N.Y. Times Editor Not an Elitist, But She Cooked For Her Dog 'Rosemary-Dusted Chicken'
Mark Levin’s best-selling book Rescuing Sprite seems to have spurred a trend of dog-owner books from powerful political journalists. Jill Abramson, executive editor of the New York Times, has a new book titled The Puppy Diaries. In Friday’s paper, they published a book review from John Grogan, author of the best-selling book Marley & Me.

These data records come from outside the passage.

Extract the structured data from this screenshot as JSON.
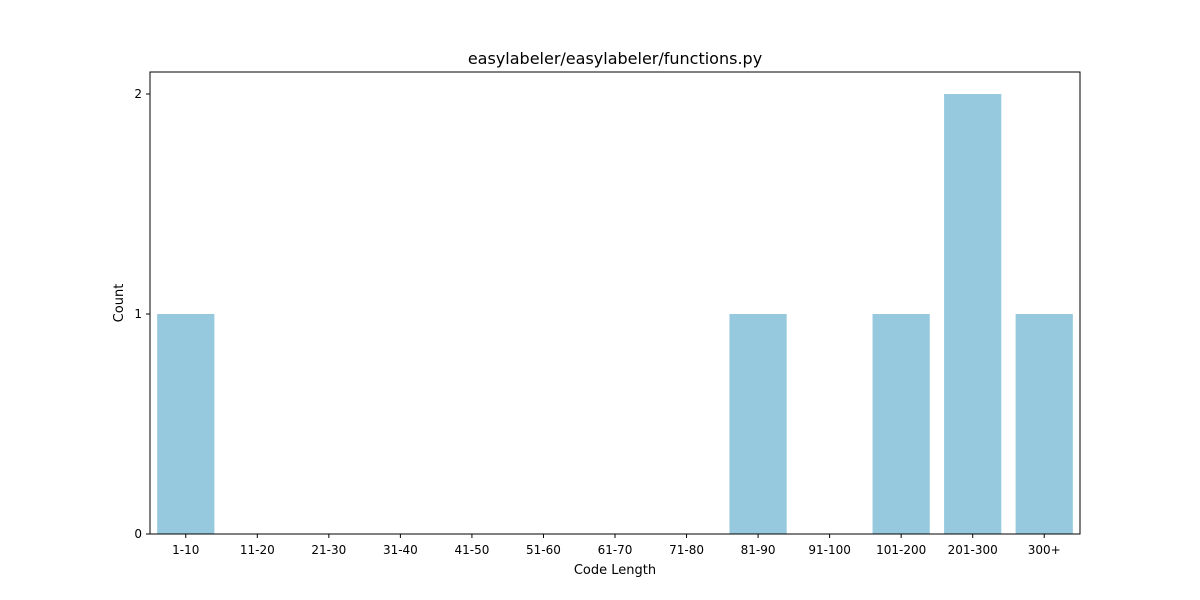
{
  "chart_data": {
    "type": "bar",
    "title": "easylabeler/easylabeler/functions.py",
    "xlabel": "Code Length",
    "ylabel": "Count",
    "categories": [
      "1-10",
      "11-20",
      "21-30",
      "31-40",
      "41-50",
      "51-60",
      "61-70",
      "71-80",
      "81-90",
      "91-100",
      "101-200",
      "201-300",
      "300+"
    ],
    "values": [
      1,
      0,
      0,
      0,
      0,
      0,
      0,
      0,
      1,
      0,
      1,
      2,
      1
    ],
    "ylim": [
      0,
      2.1
    ],
    "yticks": [
      0,
      1,
      2
    ],
    "grid": false,
    "bar_color": "#96c9de"
  }
}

Naturally, the reviewer can be expected to be nice. Grogan declared “Some readers will be looking for evidence to brand her elitist, but Ms. Abramson’s voice is bighearted and surprisingly down to earth as she and her husband forge a stronger bond with Scout at their side.” Somehow, Grogan doesn’t find anything a little elitist in cooking gourmet meals for the pooch:
She is such a pushover that as she and her husband, Henry, drive to meet their new dog, he summarily demotes Ms. Abramson, “replacing me as pack leader because I am neither calm nor assertive.” The author confesses that her husband’s assessment was “harsh but fair,” considering how horribly she had spoiled her first dog, a West Highland terrier named Buddy, cooking him gourmet meals of rosemary-dusted chicken and wild Alaskan sockeye salmon and forgiving him for all sorts of doggie infractions.

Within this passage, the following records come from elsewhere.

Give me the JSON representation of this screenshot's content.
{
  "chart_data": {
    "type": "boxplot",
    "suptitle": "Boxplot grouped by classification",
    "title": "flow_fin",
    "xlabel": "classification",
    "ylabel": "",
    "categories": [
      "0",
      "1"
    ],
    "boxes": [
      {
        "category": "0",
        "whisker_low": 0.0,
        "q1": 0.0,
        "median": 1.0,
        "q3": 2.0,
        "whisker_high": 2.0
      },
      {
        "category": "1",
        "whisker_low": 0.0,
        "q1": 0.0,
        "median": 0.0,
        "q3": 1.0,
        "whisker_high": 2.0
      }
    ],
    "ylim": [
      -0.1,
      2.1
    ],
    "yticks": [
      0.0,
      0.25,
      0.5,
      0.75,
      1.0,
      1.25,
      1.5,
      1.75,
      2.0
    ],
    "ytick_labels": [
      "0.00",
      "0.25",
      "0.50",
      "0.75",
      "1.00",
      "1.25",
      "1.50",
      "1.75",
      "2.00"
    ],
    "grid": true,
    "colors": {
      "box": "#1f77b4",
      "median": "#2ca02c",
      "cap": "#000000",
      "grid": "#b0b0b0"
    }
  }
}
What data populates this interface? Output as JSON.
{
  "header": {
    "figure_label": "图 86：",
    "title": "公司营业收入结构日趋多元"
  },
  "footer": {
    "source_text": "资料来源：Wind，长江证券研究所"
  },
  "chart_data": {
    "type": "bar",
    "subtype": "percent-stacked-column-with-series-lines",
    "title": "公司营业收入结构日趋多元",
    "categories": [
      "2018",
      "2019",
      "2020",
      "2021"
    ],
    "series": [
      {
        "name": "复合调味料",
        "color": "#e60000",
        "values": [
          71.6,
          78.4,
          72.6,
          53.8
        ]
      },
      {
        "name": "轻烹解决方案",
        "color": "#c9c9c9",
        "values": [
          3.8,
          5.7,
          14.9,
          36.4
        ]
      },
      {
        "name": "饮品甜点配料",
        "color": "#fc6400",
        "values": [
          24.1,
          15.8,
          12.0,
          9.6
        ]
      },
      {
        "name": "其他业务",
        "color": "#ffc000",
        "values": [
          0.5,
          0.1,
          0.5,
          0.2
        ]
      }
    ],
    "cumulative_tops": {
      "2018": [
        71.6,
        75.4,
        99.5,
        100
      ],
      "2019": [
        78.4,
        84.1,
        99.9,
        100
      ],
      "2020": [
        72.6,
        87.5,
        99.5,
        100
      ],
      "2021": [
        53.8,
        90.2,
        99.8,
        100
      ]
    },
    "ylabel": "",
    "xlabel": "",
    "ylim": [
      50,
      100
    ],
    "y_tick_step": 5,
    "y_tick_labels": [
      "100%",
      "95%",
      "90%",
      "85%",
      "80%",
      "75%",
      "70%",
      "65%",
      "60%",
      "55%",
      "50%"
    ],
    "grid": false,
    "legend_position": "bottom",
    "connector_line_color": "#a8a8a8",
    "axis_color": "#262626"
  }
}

Times readers who are not head-over-heels for dogs might wonder about how some dog owners haven't figured out how talking about your dog's sexiness is a bit strange:
“Besides looking for any excuse to inhale that irresistible puppy smell, I felt a reflexive urge to cover the top of Scout’s soft head with kisses,” she writes. Ms. Abramson makes up “lullabies with silly lyrics” to coax Scout to sleep. She marvels at Scout’s “sultry, flirtatious look” and compares her to “a canine version of Veronica Lake, down to her blond, silky fur.”
Ms. Abramson is beyond smitten. No wonder she has a hard time saying no.
Of course, there's also a Sunday Times book review -- surprise, another rave review! -- in case anyone missed the Friday one. "Sentimental notions and flights of extreme anthropomorphism abound," writes Alexandra Styron. The Victoria Lake passage comes to mind. "But Abramson seems confident of her congenial audience." This is the dust-cover paragraph:
In “The Puppy Diaries: Raising a Dog Named Scout,” Jill Abramson, a prizewinning investigative reporter and now executive editor of The New York Times, has vanquished the writer’s self-regarding pose. She plunges into the subject of her dog’s first year and comes up with a golden retriever of a memoir. Unaffected, unironic and lovingly goofy, “The Puppy Diaries” is not for the reader who sees life with a dog as a Booth cartoon. But it should hit the wide, heart-shaped mark cultivated by dog fanciers everywhere unafraid to be heard singing lullabies to the furriest members of the family.
Somehow, as Styron talks of previous books about "Charley and Marley and Merle before him," there's no mention of Sprite.